Performance reality
The honest section. Three physical constraints shape everything.
| Constraint | Reality | Consequence |
|---|---|---|
| USB read speed | Normal USB-3.0 sticks: ~100-250 MB/s. At ~200 MB/s, a 20 GB GGUF is ~100 s of pure read; slower sticks are ~2 min before the first token. A good NVMe USB-SSD is ~20-30 s. | Cheap promo sticks are discouraged; drive and tier minimums live in hardware tiers and procurement. |
| RAM with local multi-model council | RAM determines whether a local multi-model council can stay resident.

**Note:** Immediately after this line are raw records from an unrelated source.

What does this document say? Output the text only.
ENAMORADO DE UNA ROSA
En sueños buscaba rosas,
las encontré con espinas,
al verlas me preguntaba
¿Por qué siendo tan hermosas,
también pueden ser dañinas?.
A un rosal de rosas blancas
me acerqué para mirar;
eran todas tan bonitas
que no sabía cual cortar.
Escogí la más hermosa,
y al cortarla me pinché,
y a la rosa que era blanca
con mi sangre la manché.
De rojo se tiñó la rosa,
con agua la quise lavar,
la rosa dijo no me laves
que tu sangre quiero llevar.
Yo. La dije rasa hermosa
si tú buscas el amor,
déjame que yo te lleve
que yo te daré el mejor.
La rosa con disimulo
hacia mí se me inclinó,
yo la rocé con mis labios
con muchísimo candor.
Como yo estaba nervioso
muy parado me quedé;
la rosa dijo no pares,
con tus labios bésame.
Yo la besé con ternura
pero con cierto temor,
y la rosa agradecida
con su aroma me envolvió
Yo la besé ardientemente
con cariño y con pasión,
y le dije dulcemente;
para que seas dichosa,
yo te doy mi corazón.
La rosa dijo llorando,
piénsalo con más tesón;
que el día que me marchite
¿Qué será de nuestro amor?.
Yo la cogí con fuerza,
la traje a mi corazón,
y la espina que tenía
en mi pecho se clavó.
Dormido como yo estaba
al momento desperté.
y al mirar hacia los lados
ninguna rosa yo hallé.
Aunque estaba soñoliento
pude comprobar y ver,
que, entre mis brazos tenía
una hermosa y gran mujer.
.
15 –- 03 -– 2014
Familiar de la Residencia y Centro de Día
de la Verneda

With less, the engine loads serially and unloads idle models → reload latency from the slow USB bus. | preflight-check chooses local role council vs local multi-model council; tier minimums live in hardware tiers. |
| GPU | Pure CPU inference of a 32B model is painfully slow. | GPU strategy: Metal (Mac), CUDA/ROCm/Vulkan (Win/Linux), CPU fallback; VRAM detection in preflight-check. |
preflight-check
Section titled “preflight-check”preflight-check.* must measure and report honestly:
- Filesystem: detect format and explain failures; see directory structure.
- USB read speed: warn if a slow stick can’t sustain the chosen tier.
- RAM: pick local role council vs local multi-model council accordingly.
- GPU / VRAM: select the right acceleration backend.
It then recommends the matching tier.